The good news is we are receiving approvals daily, and have seen a 4x increase in I-526 approvals per month, in the last few months. In general, there are a couple reasons why we expect the processing of EB-5 petitions will improve: first is that from 2020 to 2022 there were very few applications because of Covid and the program lapse, and a second is that the agency appears to be working on efficiency. They stated that all petitions from one project will be routed to a single adjudicator, and made a successful push to use all available visas before the end of last year.
The question has been how would the Immigrant Investor Program Office (IPO) implement the requirement to provide priority processing for rural visas, as per the new EB-5 regulation.
Today we are seeing that they are actively reviewing and adjudicating rural projects first.
Immigration attorney Christian Triantaphylis has already experienced the faster turnaround for some of his investors. “Rural projects are receiving priority processing from USCIS. We have seen significantly faster processing times. In fact, in the last few months, four investors we represented have received their I-526E approvals in under 12 months. It appears to be a very real move by USCIS to support rural projects by processing on a priority basis,” Triantaphylis said.
Visa Set Asides
Another major beneficial change in the RIA is that three categories of visa set-asides have been created for Rural, TEA and Infrastructure projects. Specifically, this means that the State Department must hold 32 percent of the 700 EB-5 visas available each year per country for projects in these categories. This is why the US State Department Visa Bulletin today includes new rows for 5th Set Aside priority dates.

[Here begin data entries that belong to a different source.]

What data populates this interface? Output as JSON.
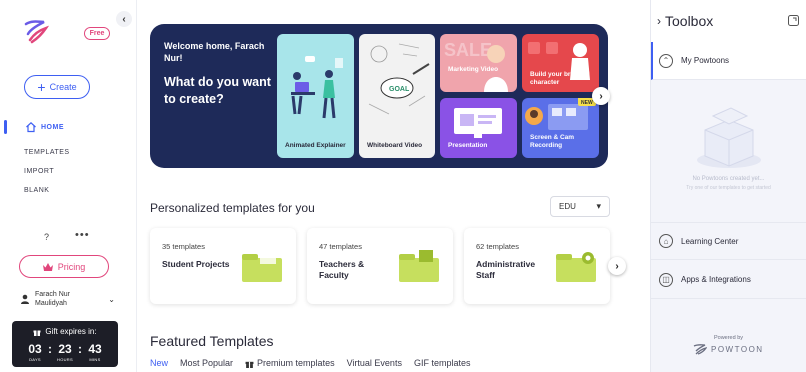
{
  "sidebar": {
    "badge": "Free",
    "create_label": "Create",
    "nav": {
      "home": "HOME",
      "templates": "TEMPLATES",
      "import": "IMPORT",
      "blank": "BLANK"
    },
    "help_glyph": "?",
    "more_glyph": "•••",
    "pricing_label": "Pricing",
    "user": {
      "first": "Farach Nur",
      "last": "Maulidyah"
    },
    "gift": {
      "title": "Gift expires in:",
      "days": "03",
      "hours": "23",
      "mins": "43",
      "days_label": "DAYS",
      "hours_label": "HOURS",
      "mins_label": "MINS"
    },
    "accent": "#3e5ff2",
    "pink": "#e1467c"
  },
  "hero": {
    "welcome": "Welcome home, Farach Nur!",
    "question": "What do you want to create?",
    "cards": [
      {
        "label": "Animated Explainer"
      },
      {
        "label": "Whiteboard Video"
      },
      {
        "label": "Marketing Video"
      },
      {
        "label": "Build your branded character"
      },
      {
        "label": "Presentation"
      },
      {
        "label": "Screen & Cam Recording"
      }
    ],
    "new_badge": "NEW"
  },
  "personalized": {
    "title": "Personalized templates for you",
    "select_value": "EDU",
    "cards": [
      {
        "count": "35 templates",
        "name": "Student Projects"
      },
      {
        "count": "47 templates",
        "name": "Teachers & Faculty"
      },
      {
        "count": "62 templates",
        "name": "Administrative Staff"
      }
    ]
  },
  "featured": {
    "title": "Featured Templates",
    "tabs": [
      "New",
      "Most Popular",
      "Premium templates",
      "Virtual Events",
      "GIF templates"
    ]
  },
  "toolbox": {
    "title": "Toolbox",
    "my_powtoons": "My Powtoons",
    "empty_line1": "No Powtoons created yet...",
    "empty_line2": "Try one of our templates to get started",
    "learning": "Learning Center",
    "apps": "Apps & Integrations",
    "powered_by": "Powered by",
    "brand": "POWTOON"
  }
}
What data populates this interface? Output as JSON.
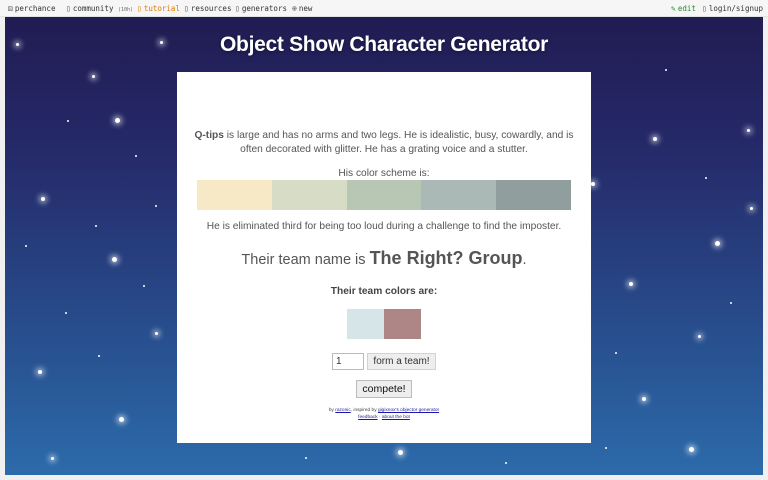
{
  "nav": {
    "brand": "perchance",
    "community": "community",
    "community_count": "(10h)",
    "tutorial": "tutorial",
    "resources": "resources",
    "generators": "generators",
    "new": "new",
    "edit": "edit",
    "login": "login/signup"
  },
  "icons": {
    "brand": "dice-icon",
    "community": "chat-icon",
    "new": "plus-circle-icon",
    "edit": "pencil-icon"
  },
  "main": {
    "title": "Object Show Character Generator",
    "character": {
      "name": "Q-tips",
      "description": "is large and has no arms and two legs. He is idealistic, busy, cowardly, and is often decorated with glitter. He has a grating voice and a stutter."
    },
    "color_scheme_label": "His color scheme is:",
    "color_scheme": [
      "#f7e8c6",
      "#d6dcc5",
      "#b8c6b4",
      "#abb9b6",
      "#919e9e"
    ],
    "elimination": "He is eliminated third for being too loud during a challenge to find the imposter.",
    "team_prefix": "Their team name is ",
    "team_name": "The Right? Group",
    "team_suffix": ".",
    "team_colors_label": "Their team colors are:",
    "team_colors": [
      "#d6e5e7",
      "#ad8685"
    ],
    "team_count_value": "1",
    "form_team_label": "form a team!",
    "compete_label": "compete!",
    "credits": {
      "by": "by ",
      "author": "razonic",
      "inspired": ", inspired by ",
      "inspiration": "gigixnox's objector generator",
      "feedback": "feedback",
      "sep": " · ",
      "about": "about the bot"
    }
  },
  "colors": {
    "accent_tutorial": "#e07b00",
    "accent_edit": "#2a8a2a",
    "background_top": "#211c52",
    "background_bottom": "#2c6bab"
  }
}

While the demand from China and India has exceeded the available unreserved visas in the 5th category, the new Set Aside categories still have visas available, which is indicated by the “C” for “Current,” as of September 2023. Given the approvals being reported for rural projects, it is expected these categories will not remain current for long from high-demand countries. Visa availability is also linked to processing time because the IPO has said it will not process petitions from investors from countries that are not expected to have visas available when they have been approved.
The bottom line
The EB-5 Visa Program, designed to stimulate economic growth through foreign investment, now offers an even more appealing proposition for global investors seeking a US Green Card. Investors interested in quicker processing times and the possibility of a “reserved” visa are now focusing on rural EB-5 projects. This will revitalize areas in the US that have been traditionally overlooked by investors.
For investors who want to move quickly, a rural project provides the opportunity to have their I-526 adjudication complete in under one year. If they were born in a country that could face retrogression, rural projects offer the potential to have visas available on approval. For investors who are already in the US, this speed may be less important because they can complete a Concurrent Adjustment of Status and receive a work permit and travel card, but for investors that are worried about processing backlogs and visa availability, rural projects offer avenues for receiving their visa sooner.
Overall, the industry has become stronger: With options, there is a better ability to match investors with the project that meets their risk profile and their goals for processing times.